The characters seem pretty likable, especially the colorful personality of Clive and Emma, who wants to spend time and help her Dad before he worsens. While back in her hometown, Emma starts teaching 5th grade at the local school, while trying to figure things out. And Clive wants her to help him find her old best friend Crystal Nash, who’s been missing for a while and people think is dead after getting involved with opioids. And Auggie is in town putting together a play of the Titanic. All this seems enough.

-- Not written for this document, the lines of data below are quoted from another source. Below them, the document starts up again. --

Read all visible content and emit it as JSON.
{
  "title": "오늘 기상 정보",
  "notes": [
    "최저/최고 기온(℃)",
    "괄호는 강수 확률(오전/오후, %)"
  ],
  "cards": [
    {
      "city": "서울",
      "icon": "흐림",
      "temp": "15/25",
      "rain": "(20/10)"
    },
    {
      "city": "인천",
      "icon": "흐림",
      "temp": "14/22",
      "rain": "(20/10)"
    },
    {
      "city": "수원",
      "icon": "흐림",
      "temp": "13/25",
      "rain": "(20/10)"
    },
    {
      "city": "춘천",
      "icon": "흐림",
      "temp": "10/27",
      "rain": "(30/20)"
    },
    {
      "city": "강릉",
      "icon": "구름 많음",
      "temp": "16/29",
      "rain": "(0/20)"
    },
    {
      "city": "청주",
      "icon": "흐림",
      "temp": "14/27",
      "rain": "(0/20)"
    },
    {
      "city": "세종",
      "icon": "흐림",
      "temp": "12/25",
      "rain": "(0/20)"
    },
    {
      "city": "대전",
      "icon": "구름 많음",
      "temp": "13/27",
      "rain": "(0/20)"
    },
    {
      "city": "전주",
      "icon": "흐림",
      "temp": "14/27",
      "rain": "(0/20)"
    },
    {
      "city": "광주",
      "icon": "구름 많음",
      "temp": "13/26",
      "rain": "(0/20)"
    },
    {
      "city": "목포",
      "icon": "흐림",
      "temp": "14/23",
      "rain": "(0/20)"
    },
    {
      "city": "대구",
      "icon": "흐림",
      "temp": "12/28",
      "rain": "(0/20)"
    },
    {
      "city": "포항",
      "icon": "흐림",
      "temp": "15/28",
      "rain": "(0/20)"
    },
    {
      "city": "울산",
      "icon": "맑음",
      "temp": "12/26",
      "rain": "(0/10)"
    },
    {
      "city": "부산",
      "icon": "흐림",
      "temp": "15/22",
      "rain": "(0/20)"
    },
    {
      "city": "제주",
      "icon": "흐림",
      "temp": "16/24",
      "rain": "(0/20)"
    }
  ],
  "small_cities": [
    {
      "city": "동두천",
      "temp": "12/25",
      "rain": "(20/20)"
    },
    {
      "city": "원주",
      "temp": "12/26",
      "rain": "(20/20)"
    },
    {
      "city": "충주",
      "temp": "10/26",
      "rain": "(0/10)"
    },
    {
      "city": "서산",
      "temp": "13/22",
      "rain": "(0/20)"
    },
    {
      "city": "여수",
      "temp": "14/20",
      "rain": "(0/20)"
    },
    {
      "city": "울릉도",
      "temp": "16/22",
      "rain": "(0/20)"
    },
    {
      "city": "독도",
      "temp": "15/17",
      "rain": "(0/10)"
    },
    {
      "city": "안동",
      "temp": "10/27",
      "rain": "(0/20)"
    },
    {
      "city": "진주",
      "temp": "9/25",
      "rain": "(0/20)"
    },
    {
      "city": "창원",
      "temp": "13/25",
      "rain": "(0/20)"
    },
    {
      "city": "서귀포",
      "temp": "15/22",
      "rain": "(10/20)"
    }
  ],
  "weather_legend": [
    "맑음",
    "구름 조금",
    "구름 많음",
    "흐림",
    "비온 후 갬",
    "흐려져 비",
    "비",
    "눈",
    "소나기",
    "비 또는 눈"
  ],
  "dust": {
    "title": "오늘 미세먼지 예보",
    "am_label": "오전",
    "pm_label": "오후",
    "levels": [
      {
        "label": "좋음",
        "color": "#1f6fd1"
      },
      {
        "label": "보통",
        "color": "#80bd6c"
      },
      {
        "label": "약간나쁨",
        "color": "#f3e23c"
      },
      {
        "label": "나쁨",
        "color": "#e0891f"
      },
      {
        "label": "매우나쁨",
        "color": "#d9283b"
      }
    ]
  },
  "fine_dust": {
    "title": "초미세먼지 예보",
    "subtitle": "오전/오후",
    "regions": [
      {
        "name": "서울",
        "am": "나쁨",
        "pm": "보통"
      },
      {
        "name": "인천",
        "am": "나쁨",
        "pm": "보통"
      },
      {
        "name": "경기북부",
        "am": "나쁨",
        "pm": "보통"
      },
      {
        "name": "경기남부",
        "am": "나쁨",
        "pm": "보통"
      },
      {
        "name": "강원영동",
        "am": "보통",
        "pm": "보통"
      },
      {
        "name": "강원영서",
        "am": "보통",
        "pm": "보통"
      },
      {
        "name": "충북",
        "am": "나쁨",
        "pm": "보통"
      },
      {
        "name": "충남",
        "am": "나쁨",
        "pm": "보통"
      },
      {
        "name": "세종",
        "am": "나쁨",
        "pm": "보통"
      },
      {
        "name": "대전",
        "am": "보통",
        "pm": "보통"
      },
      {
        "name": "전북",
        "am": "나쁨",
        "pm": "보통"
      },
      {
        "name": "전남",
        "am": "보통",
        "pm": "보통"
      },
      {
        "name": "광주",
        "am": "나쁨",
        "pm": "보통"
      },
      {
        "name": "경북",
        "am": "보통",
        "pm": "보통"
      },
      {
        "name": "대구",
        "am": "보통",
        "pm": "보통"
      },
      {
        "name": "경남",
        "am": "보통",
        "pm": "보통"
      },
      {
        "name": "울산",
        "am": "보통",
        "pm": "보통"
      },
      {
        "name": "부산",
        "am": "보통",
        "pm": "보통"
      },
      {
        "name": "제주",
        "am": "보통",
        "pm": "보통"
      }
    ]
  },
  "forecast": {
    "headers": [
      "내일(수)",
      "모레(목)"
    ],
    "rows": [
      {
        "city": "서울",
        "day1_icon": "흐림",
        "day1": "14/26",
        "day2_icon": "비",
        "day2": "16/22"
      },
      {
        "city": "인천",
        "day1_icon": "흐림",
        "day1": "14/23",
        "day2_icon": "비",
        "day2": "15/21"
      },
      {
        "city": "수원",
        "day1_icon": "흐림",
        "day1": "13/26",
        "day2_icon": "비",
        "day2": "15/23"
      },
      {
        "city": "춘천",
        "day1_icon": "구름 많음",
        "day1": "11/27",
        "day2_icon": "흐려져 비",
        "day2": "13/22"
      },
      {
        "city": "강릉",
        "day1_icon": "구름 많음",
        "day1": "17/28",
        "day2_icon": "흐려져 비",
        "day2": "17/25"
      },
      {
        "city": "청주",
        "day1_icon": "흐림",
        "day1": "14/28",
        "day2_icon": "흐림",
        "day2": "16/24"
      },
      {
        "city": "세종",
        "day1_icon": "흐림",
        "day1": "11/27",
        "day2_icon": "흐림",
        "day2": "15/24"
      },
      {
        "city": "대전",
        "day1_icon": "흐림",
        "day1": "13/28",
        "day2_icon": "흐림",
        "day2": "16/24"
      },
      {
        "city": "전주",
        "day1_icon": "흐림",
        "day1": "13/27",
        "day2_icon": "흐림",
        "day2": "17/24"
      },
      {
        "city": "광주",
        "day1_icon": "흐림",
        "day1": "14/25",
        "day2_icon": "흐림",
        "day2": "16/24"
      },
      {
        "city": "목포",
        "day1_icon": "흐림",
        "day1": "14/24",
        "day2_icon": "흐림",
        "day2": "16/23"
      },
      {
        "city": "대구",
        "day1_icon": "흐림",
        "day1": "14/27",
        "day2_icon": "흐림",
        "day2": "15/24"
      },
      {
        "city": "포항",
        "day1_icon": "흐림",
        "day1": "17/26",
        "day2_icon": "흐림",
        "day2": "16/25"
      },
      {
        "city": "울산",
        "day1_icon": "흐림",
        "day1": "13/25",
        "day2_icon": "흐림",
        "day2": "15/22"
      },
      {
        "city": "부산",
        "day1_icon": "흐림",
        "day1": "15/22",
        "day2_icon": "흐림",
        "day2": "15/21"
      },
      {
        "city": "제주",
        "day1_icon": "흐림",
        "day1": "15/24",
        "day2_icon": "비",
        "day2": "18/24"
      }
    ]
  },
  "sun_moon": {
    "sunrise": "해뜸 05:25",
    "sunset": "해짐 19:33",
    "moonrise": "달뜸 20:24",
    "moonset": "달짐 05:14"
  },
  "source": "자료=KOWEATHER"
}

But somewhere a long the line, the plot and other various components, seem to go a bit overboard and I began to lose some patience with it. There’s voices of local dead people in the cemetery who weigh in along the way, including from the early 20th-century naturalist, Ernest Harold Baynes, who once had a lot of wild animals living on his large estate in town. Then there’s also tangents of the plot involving the opioid crisis, the Crystal Nash missing person case, the kids at Emma’s school, and a pet fox, and a troubled deer that lays waste to the inside of a house. Some of it’s fun, charming, and absurdist stuff (like the deer episode), while other parts just go on a bit too much or overboard.
I think I’m in the minority of those who didn’t overly love this quirky novel, though I liked how it eventually pulls the family together in a warm-hearted way and its authentic small-town feel. I just lost a bit of patience along the way in how it gets there. I gave the story, which I listened to as an audiobook, 3.5 stars on Goodreads.
That’s all for now. What about you — have you read this and if so, what did you think?